[73] ✨ 10 ans de maternité solo : une naissance dans la naissance
Dix ans. Dix ans que je suis devenue maman. Et cette phrase à elle seule suffit à me donner le vertige.
Une décennie. Ce n’est pas rien. Ce n’est pas juste un anniversaire. C’est un cap. Un point de bascule. Une façon de regarder derrière… mais aussi de commencer à entrevoir l’homme qu’il est en train de devenir.
Il y a dix ans, je donnais naissance à un petit garçon. Mais ce que peu savent, c’est qu’en le mettant au monde, je me suis aussi mise au monde moi-même. Pas dans un sens poétique ou spirituel. Dans le sens brut, réel, douloureux parfois, mais vital. J’ai compris que je n’avais plus le choix. Je portais une vie. Et cette vie allait dépendre de mes décisions, de ma solidité, de ma clarté. Je ne pouvais plus vivre en mode survie. Il fallait que je me relève pour lui.
Je viens d’un passé marqué par le manque. Des parents illettrés, des repères flous, un cadre qui tenait debout comme il pouvait. Mais je ne voulais pas que mon fils hérite de mes silences, de mes blessures, ou de mes limitations. Je ne voulais pas transmettre par habitude ce que je n’avais jamais choisi. Alors j’ai pris la seule décision qui comptait : me reconstruire.
J’ai pris deux ans pour m’analyser, pour me comprendre, pour me désapprendre. C’est à ce moment-là que j’ai découvert la psychologie,la numérologie, l’astrologie. Pas pour me coller des étiquettes. Mais pour comprendre mes cycles, mes peurs, mes schémas. Pour m’ancrer. Pour m’aimer. Pour ne plus subir ce que je ne voulais plus répéter.

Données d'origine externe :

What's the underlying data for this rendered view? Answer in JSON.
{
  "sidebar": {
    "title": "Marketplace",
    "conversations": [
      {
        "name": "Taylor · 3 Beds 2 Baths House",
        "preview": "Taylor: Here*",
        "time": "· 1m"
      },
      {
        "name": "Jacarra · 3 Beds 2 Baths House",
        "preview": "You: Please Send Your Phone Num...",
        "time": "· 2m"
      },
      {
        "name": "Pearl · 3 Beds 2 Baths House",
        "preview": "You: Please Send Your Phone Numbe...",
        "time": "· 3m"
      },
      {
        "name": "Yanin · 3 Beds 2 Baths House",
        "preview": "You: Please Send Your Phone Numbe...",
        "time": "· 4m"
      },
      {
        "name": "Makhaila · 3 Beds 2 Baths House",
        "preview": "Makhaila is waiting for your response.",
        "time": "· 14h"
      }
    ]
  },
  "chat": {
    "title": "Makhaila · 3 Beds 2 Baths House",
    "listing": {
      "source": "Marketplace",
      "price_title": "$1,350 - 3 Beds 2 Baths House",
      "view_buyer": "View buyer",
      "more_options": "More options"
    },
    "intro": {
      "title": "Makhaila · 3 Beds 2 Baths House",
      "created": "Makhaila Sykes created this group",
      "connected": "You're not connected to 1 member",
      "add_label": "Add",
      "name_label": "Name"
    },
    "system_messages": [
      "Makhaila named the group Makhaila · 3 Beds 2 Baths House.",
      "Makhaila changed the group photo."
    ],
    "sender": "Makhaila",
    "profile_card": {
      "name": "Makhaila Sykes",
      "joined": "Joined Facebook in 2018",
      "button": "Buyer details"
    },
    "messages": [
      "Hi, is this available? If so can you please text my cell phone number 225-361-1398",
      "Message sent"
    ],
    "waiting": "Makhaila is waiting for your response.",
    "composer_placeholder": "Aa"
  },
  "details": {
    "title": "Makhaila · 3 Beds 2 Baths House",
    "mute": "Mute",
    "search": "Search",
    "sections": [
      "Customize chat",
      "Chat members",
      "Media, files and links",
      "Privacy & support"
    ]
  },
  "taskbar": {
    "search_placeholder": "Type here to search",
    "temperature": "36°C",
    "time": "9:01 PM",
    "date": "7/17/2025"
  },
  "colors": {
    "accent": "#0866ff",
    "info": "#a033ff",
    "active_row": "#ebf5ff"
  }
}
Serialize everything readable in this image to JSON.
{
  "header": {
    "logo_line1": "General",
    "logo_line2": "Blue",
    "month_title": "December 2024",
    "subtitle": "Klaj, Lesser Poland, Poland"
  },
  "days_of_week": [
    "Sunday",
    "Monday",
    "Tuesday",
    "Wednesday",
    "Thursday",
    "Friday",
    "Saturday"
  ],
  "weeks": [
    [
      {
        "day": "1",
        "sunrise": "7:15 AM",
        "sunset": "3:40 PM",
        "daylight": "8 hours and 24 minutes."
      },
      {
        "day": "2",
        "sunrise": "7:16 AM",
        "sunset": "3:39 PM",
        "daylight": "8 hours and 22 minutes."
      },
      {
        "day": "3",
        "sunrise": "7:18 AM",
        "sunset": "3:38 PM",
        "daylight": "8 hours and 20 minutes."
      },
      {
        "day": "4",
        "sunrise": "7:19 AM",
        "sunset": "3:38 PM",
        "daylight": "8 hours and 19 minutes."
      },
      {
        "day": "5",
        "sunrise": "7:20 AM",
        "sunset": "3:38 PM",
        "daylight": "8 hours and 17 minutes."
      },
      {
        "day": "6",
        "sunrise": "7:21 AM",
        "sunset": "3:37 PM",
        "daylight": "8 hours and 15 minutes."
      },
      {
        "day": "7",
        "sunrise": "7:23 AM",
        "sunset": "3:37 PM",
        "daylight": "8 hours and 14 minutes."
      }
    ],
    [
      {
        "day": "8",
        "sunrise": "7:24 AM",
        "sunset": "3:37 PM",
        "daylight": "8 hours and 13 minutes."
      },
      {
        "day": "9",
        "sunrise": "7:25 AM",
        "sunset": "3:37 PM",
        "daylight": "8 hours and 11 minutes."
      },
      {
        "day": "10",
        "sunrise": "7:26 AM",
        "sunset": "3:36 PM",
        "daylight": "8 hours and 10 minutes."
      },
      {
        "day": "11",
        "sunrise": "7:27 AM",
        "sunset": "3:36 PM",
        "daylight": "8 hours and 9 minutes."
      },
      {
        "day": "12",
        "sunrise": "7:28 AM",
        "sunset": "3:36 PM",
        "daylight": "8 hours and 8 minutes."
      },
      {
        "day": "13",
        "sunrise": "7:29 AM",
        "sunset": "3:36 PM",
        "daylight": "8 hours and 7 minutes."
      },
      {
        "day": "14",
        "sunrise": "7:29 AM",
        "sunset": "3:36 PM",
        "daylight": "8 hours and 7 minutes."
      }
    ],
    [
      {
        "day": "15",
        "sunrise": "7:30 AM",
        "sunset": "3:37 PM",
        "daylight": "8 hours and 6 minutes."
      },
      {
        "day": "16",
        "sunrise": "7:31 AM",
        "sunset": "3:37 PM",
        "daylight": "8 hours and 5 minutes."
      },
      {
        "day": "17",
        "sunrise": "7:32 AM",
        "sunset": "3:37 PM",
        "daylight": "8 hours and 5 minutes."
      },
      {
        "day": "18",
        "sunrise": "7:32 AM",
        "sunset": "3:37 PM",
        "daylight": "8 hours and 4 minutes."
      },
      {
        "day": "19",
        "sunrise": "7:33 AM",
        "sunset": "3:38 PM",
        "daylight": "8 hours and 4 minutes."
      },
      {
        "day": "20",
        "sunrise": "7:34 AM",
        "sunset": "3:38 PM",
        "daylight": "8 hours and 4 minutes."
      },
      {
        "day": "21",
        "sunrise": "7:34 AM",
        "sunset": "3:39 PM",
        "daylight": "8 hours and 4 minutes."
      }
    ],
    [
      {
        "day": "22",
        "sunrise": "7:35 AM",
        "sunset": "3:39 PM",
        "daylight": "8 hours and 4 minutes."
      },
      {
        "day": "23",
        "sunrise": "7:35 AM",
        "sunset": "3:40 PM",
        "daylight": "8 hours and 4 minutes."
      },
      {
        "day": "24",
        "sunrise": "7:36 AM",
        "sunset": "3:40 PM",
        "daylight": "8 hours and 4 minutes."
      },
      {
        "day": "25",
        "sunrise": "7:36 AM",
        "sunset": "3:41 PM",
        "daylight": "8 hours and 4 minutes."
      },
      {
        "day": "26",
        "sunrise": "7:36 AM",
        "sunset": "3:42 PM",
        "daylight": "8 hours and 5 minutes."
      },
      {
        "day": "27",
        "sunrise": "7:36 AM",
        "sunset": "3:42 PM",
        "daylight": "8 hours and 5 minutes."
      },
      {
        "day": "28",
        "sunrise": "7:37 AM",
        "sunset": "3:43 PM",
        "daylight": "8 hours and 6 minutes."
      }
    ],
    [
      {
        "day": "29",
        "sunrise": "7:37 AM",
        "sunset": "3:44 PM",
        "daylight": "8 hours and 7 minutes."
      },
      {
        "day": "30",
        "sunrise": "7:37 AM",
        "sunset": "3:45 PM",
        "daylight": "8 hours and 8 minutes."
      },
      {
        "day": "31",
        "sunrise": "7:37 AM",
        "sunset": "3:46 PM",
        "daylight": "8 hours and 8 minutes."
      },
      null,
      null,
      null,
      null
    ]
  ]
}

Je ne suis pas une mère parfaite. Je ne le serai jamais. Mais je suis une mère qui fait le job. Une mère qui s’est relevée, qui a appris à se choisir, à se prioriser. Pas pour fuir ses responsabilités, mais pour les incarner pleinement.
Mon plus grand défi dans cette décennie, ça a été ça : me choisir sans culpabiliser. Sortir du rôle de la mère sacrificielle. Comprendre que ma stabilité intérieure est la meilleure chose que je puisse offrir à mon fils.
Ce dont je suis la plus fière, ce n’est pas un moment précis. C’est un état : cet alignement où je pense, je dis, et je fais en cohérence. Où je peux dire : je sais qui je suis, ce que je veux, et ce que je vaux.
Et aujourd’hui, je le vois grandir. Je le vois s’épanouir. Comme ce matin, sur un quad, les yeux brillants, le visage concentré et heureux. Moi, j’ai flippé. Mais lui, il était à fond. Et moi, en tant que maman, j’ai fondu. Parce que je vois qu’il devient quelqu’un. Qu’il prend confiance. Qu’il ose. Qu’il est déjà bien plus qu’un petit garçon. Bientôt, ce sera un homme. Et moi, je serai fière d’avoir été la femme qui l’a accompagné dans cette traversée.
Mon fils a tout vu. Mes larmes. Mes chutes. Mes relèvements. Il m’a vue prendre soin de ma mère après ses AVC. Il sait que la vie est exigeante. Mais il sait aussi qu’on peut l’aimer, même quand elle fait mal.
Et puis il y a ces petits moments, silencieux mais puissants. Quand je doute, c’est parfois lui qui me ramène à l’essentiel. Il me rappelle notre routine spirituelle. Il me récite ses versets par cœur. Il me remet sur la voie quand j’en dévie, avec mes propres mots. Et là, je sais. Je sais que je sème. Je sais que je construis. Je sais que je ne fais pas que “tenir” : je transmets.
Je ne cherche pas la perfection. Je cherche l’intégrité. Et je veux pouvoir dire, dans dix ans : j’ai fait de mon mieux. J’ai fait avec amour. Et j’ai tenu bon.